How will spending time in China affect future security clearance processes?
Having spent time in China does not automatically disqualify you from obtaining a national security clearance from the U.S. government, though it may add time and complexity to the process. Part of the adjudicative process includes verifying whether – based on all available, reliable information about that individual, including jobs, places of residence, and contacts from the time abroad – the individual poses an acceptable security risk to U.S. national security interests. It can be hard to verify this in China. If you wish to work for the U.S. government in the future, there are some steps you can take in advance to facilitate an easier process:
- Account for all time spent in China with specific dates, locations, and purposes of travel or residence. Whenever possible, provide American points of contact – such as professors, supervisors, colleagues, or friends – who can verify your whereabouts and activities during your time abroad. Additional processing time is added when investigators are unable to reach contacts abroad to confirm your stated activities.
- Retain all relevant documentation that can help verify your activities, including academic transcripts, travel itineraries, visa records, and employment records.
- Avoid any activities that could raise red flags: do not accept large sums of money or gifts, obey local laws, maintain transparency about all relationships and contacts, and report any approaches by foreign nationals seeking information or offering unusual opportunities.
- Track and clarify all financial activities and relationships with entities in China, including sources of funding, opening and maintaining bank accounts in China, etc.
- If you currently maintain an active clearance, please check with your current institution about relevant procedures or guidance for travel.
Contingent on the purpose of the visit to China and the subject matter being researched, students or researchers may face scrutiny and obstacles in the adjudicative process of obtaining national security eligibility (clearance) upon their return from China.
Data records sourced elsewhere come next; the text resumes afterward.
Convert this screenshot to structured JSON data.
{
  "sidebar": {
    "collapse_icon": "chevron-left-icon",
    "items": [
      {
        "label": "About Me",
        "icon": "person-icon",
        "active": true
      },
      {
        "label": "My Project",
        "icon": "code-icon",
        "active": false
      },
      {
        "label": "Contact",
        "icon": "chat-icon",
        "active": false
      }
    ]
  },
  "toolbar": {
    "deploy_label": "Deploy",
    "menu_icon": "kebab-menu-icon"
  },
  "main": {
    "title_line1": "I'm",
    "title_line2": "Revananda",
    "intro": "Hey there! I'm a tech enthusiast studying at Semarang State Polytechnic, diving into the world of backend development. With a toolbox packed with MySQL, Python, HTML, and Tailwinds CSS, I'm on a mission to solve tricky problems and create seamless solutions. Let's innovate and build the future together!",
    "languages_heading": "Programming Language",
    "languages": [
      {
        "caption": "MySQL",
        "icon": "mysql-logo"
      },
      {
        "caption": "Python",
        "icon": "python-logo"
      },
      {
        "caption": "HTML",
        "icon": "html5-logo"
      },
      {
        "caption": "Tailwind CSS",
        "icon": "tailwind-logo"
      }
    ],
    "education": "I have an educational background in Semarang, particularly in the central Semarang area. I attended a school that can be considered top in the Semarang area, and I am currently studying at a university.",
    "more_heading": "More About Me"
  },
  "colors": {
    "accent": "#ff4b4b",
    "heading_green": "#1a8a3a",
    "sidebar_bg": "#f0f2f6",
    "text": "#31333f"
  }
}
Despite concerns associated with spending time in China, many individuals who serve in the U.S. government have spent meaningful time in China, which advances their ability to do their job.
If you have specific concerns about the process, consider speaking with a professional contact who has gone through the process and can share their experience. If you have further questions, you can also consult the unclassified National Security Adjudicative Guidelines for Determining Eligibility for Access to Classified Information or Eligibility to Hold a Sensitive Position, for specific information about the process and the guidelines with which an affirmative determination is made.
Key takeaways
- Information should be triangulated from multiple sources including an academic traveler’s home institution, host institution, and recent experiences. Travelers should also consult the U.S. State Department’s Travel Advisory on China.
- Academic travel to China remains possible, but the environment is more structured and politically sensitive than in earlier eras of exchange.
- Constraints are often experienced as uneven access, administrative complexity, and uncertainty rather than uniform repression.
- The decision to travel depends on individual circumstances, research goals, institutional guidance, and personal risk tolerance.